Ole Miss is paying Chambliss up to $6 million in name, image, and likeness compensation for the 2026 season, according to reporting from The Athletic. Yahoo's Ross Dellenger placed the floor of the deal above $5 million. Both figures rank Chambliss among the highest-paid players in college football. Pavia, by comparison, earned roughly $2 million in NIL during his court-ordered 2025 season at Vanderbilt. Chambliss reportedly agreed to the new Ole Miss contract during the window when Lane Kiffin was openly negotiating with LSU, locking in the money before the head coach departed for Baton Rouge in late November and defensive coordinator Pete Golding was promoted in his place. He chose to stay rather than follow Kiffin south to the Tigers.

Chambliss did not start the 2025 season as Ole Miss's QB1. The job belonged to redshirt sophomore Austin Simmons until an early-season injury opened the depth chart. Chambliss threw for 3,937 yards on 66.1 percent completion with 22 touchdowns and three interceptions, added 527 yards and eight scores on the ground, and led the Rebels to a Sugar Bowl win over Georgia before a College Football Playoff semifinal loss to Miami. He finished eighth in Heisman voting. The 2026 market opened him as an outsider in February when the Calhoun County injunction first cleared his name; by Memorial Day weekend the books had him tied with Manning and Carr at +800 — co-favorites at the top of every major Heisman board.

The NCAA spent April pushing a new five-year eligibility framework through its Board of Directors that would explicitly grandfather current seniors. The timing is not coincidental. Pavia's legal team is preparing an amended class-action complaint that adds Vanderbilt teammate Tre Richardson, Louisiana Tech's Andrew Burnette, Oklahoma State's Iman Oates, and Virginia Tech's James Djonkam — all junior-college transfers seeking the same relief Pavia received. Chambliss's win opens a separate front the NCAA had not been organized to defend against: medical-redshirt denials at the Division II level that the FBS member institution later inherits. Any non-FBS transfer with a contested medical year now has a state-court playbook to run, and the Mississippi Supreme Court's silence on the merits is itself a signal.

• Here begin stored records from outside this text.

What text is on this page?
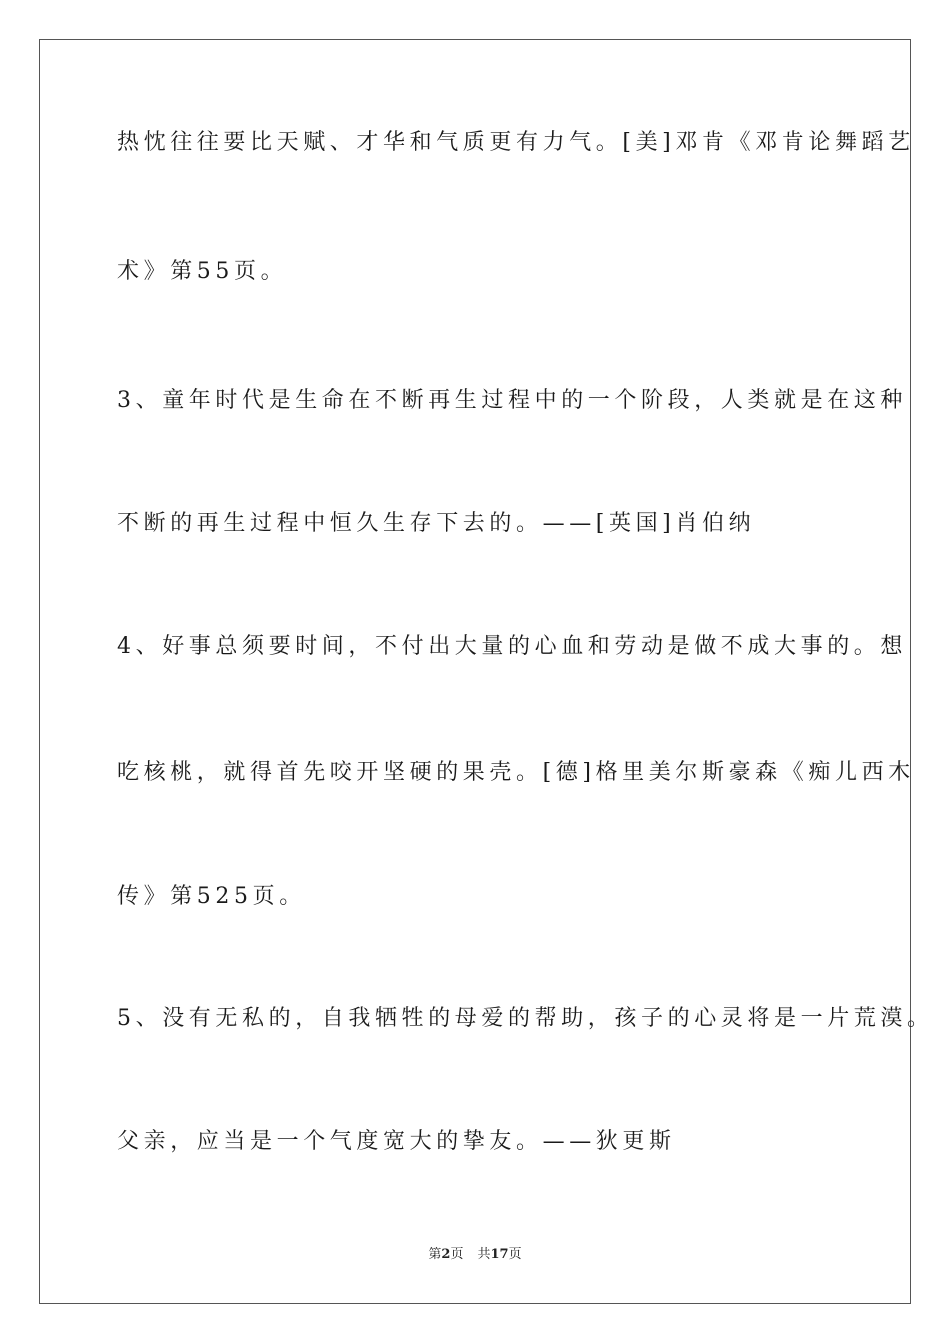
热忱往往要比天赋、才华和气质更有力气。[美]邓肯《邓肯论舞蹈艺
术》第55页。
3、童年时代是生命在不断再生过程中的一个阶段，人类就是在这种
不断的再生过程中恒久生存下去的。——[英国]肖伯纳
4、好事总须要时间，不付出大量的心血和劳动是做不成大事的。想
吃核桃，就得首先咬开坚硬的果壳。[德]格里美尔斯豪森《痴儿西木
传》第525页。
5、没有无私的，自我牺牲的母爱的帮助，孩子的心灵将是一片荒漠。
父亲，应当是一个气度宽大的挚友。——狄更斯
第2页 共17页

Pete Golding is 2-1 as Ole Miss's head coach, with both wins coming in last season's twelve-team College Football Playoff. The Rebels rolled Tulane in the first round, took Georgia in a Sugar Bowl thriller, and lost a semifinal to Miami. The defensive coordinator-turned-head-coach inherits a roster paid roughly $25 million in total NIL, more than half of which is wrapped up in Chambliss and two skill positions. The pressure on a first-time head coach promoted over a Thanksgiving weekend is its own story. The pressure on a quarterback who took the NCAA to court to play this season — and beat them in two consecutive state courts — is something no one else in college football carries into Week One.